Generative Iterative Fragmentation (GIF) is a framework for spectra simulation using large language models (LLMs) such as GPT.
This repository contains code to implement the General Intelligence-based Fragmentation (GIF) framework. GIF performs spectra simulation for mass spectra annotation and uses a "fragment" then "score" approach. This repository specifically contains the full GIF pipeline, including data preprocessing, fragment generation, iterative model querying, evaluation scripts, and an example downstream application.
The GIF approach decomposes spectra simulation into smaller, interpretable steps:
-
Fragment generation
Molecules are broken down into valid fragments, represented as SELFIES. -
Intensity prediction
The intensity value of each generated fragment is predicted.
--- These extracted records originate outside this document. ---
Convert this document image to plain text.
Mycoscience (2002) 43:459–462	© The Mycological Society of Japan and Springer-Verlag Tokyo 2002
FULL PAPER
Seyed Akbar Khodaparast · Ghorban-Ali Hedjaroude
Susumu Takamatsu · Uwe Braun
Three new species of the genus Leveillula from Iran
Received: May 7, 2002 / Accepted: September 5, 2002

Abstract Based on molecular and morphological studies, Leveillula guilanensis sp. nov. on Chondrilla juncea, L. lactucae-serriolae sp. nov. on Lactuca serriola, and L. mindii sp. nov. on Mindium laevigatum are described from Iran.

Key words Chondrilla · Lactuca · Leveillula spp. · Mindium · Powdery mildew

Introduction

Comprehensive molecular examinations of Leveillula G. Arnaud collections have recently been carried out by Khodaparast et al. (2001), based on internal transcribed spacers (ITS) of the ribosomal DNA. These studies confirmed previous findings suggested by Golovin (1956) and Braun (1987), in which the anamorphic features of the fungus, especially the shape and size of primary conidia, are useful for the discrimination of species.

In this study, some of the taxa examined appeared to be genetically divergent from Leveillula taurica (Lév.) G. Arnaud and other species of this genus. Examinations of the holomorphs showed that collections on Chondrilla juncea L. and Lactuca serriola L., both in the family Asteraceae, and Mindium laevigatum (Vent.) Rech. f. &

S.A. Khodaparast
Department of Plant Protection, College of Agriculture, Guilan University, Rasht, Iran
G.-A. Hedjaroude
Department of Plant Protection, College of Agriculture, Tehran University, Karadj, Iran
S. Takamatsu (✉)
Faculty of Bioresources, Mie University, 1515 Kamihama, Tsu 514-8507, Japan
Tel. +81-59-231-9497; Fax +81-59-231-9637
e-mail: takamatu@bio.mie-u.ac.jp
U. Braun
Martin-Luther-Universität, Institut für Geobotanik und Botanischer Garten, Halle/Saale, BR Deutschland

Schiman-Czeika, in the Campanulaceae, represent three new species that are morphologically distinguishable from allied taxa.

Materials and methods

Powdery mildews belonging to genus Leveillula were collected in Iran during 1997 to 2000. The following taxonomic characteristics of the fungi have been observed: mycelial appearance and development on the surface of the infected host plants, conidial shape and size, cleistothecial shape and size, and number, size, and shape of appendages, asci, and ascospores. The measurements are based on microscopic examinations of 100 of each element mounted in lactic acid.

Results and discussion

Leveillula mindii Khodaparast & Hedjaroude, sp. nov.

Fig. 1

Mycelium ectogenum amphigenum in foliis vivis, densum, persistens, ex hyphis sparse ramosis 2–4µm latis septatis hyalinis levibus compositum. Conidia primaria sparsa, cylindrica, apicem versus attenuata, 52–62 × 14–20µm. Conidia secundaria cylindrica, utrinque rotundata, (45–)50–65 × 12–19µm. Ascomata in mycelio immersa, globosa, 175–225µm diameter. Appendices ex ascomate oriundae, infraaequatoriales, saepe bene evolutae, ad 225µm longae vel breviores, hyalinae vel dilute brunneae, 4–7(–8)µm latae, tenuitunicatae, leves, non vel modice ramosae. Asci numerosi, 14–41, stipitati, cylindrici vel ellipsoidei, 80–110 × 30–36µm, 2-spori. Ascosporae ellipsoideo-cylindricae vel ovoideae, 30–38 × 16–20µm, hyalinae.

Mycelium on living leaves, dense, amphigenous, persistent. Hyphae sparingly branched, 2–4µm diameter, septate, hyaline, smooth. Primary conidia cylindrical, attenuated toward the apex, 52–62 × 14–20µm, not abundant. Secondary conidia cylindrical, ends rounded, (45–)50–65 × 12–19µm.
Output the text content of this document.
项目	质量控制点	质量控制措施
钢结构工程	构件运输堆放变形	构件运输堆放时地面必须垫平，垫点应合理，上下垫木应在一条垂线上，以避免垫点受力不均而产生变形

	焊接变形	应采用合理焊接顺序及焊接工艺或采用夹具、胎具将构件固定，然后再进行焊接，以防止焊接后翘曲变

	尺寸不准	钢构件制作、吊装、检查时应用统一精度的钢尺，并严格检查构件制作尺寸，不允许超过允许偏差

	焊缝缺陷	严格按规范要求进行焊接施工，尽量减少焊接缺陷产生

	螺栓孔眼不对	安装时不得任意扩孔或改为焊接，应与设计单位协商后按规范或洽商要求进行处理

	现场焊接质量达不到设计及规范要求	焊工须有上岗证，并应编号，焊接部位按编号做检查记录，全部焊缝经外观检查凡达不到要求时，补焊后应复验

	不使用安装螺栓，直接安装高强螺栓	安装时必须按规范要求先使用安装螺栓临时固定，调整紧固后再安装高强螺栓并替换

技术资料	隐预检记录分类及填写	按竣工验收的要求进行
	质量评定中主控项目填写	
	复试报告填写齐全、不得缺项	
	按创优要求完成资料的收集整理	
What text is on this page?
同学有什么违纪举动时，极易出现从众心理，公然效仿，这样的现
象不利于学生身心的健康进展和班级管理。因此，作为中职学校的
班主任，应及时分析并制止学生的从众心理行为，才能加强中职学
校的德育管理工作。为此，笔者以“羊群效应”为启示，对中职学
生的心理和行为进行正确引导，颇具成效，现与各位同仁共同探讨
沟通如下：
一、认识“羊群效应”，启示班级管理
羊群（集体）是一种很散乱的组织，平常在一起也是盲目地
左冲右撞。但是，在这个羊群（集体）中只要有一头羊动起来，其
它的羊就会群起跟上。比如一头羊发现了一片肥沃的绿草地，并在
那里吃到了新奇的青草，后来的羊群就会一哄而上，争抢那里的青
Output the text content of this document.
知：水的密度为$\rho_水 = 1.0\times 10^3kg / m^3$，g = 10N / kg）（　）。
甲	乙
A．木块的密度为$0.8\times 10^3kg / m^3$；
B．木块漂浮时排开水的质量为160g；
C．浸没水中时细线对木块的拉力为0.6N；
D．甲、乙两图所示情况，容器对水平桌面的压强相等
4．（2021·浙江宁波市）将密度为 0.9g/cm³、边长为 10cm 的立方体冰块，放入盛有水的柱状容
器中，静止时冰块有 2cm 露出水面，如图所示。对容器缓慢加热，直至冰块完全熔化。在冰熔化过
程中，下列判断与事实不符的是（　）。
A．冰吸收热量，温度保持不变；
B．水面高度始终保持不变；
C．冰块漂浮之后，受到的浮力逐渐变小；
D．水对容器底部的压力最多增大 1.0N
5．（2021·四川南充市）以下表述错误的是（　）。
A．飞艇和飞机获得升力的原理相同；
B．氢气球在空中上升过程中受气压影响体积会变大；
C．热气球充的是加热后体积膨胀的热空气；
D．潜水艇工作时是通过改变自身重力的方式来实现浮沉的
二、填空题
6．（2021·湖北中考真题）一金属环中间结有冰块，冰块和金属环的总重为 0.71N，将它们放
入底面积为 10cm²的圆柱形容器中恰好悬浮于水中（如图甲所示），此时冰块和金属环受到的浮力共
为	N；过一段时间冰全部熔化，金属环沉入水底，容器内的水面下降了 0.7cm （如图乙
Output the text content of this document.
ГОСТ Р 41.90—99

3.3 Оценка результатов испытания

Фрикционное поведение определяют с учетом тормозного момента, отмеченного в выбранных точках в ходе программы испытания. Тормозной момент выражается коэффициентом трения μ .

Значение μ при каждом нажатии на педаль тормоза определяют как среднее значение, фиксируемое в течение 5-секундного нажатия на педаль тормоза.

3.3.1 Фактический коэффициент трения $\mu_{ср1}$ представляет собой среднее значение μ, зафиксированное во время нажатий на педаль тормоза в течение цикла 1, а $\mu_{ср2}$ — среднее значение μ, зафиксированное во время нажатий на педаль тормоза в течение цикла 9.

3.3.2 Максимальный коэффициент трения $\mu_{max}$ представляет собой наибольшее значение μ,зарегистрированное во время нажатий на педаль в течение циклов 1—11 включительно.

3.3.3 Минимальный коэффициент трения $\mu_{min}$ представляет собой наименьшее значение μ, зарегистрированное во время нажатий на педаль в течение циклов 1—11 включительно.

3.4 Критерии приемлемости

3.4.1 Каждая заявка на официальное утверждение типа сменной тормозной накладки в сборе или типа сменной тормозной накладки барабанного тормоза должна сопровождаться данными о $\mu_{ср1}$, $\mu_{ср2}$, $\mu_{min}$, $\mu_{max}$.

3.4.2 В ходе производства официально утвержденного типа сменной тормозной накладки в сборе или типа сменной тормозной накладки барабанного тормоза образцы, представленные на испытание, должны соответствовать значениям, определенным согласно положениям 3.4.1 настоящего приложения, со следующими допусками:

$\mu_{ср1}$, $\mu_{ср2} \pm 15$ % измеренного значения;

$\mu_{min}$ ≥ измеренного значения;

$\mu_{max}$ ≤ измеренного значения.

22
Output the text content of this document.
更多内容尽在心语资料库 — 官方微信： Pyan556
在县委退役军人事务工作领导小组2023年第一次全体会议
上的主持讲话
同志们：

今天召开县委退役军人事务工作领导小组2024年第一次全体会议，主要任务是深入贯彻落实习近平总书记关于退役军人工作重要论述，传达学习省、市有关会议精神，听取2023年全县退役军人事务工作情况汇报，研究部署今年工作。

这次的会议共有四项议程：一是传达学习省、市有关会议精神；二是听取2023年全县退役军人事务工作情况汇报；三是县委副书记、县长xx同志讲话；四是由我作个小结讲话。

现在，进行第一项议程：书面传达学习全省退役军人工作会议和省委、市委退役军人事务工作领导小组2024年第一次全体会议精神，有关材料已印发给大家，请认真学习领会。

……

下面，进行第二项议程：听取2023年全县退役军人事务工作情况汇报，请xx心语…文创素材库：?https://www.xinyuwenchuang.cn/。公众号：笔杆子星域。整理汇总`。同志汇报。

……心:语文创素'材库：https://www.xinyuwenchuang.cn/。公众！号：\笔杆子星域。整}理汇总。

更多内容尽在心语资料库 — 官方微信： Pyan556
Running the pipeline also generates the MassSpecGym QA-sim dataset, a standardized QA-style benchmark for evaluating molecular reasoning performance from mass spectrometry data.
GIF/
├── preprocess_data.py # Prepare spectra and fragment data
├── single_query.py # Send a single LLM query
├── query.py # Batch and parallel query manager
├── run_GIF_GPT.py # Run the full GIF pipeline with GPT models
├── run_GIF_LLM.py # Alternate entry point for non-GPT or local models
├── metrics.py # Evaluate generated fragments and reconstructions
├── iterate_fragmentation.py # Iterative refinement on fragmentation
├── iterate_intensity.py # Iterative refinement on intensity prediction
├── finetuning.py # Fine-tune GPT models
├── prompts.py # Templates to create prompts
└── application_task.py # Example downstream application of GIF
git clone https://github.com/HassounLab/GIF.git
cd GIFIt’s recommended to use conda to keep dependencies isolated:
conda create -n gif python=3.10
conda activate gifUsing yaml file:
conda env update --file environment.yml
conda activate gifThe code uses the OpenAI API for LLM-based fragment reasoning.
You can set it as an environment variable:
export OPENAI_API_KEY="your_api_key_here"Or pass it directly as a command-line argument:
python GIF/run_GIF_GPT.py --api_key your_api_key_hereIf you provide your own molecular data, inputs are typically JSON files containing fields such as identifiers, SELFIES of the query molecule, and experiment settings.
Make sure your data format matches what the preprocessing scripts expect — see preprocess_data.py for schema details.
Run the full GIF workflow using GPT-based reasoning:
python GIF/run_GIF_GPT.py \
--api_key YOUR_API_KEY \
--data_path ./data/ \
--save_path ./output/The file GIF/application_task.py demonstrates how to use GIF outputs for downstream applications. For example, we compare two molecules to a query spectrum using GIF.
Run the example application with:
python GIF/application_task.py --api_key YOUR_API_KEYGIF automatically produces the MassSpecGym QA-sim dataset during the end-to-end pipeline run. It is derived from the MassSpecGym benchmark dataset[1] and allows comparison to other baseline methods evaluated using MassSpecGym. This dataset provides standardized question–answer pairs for evaluating LLMs on molecular reasoning from mass spectrometry data.
To generate it:
python GIF/run_GIF_GPT.py --api_key YOUR_API_KEY [1] Bushuiev, Roman, et al. "MassSpecGym: A benchmark for the discovery and identification of molecules." Advances in Neural Information Processing Systems 37 (2024): 110010-110027.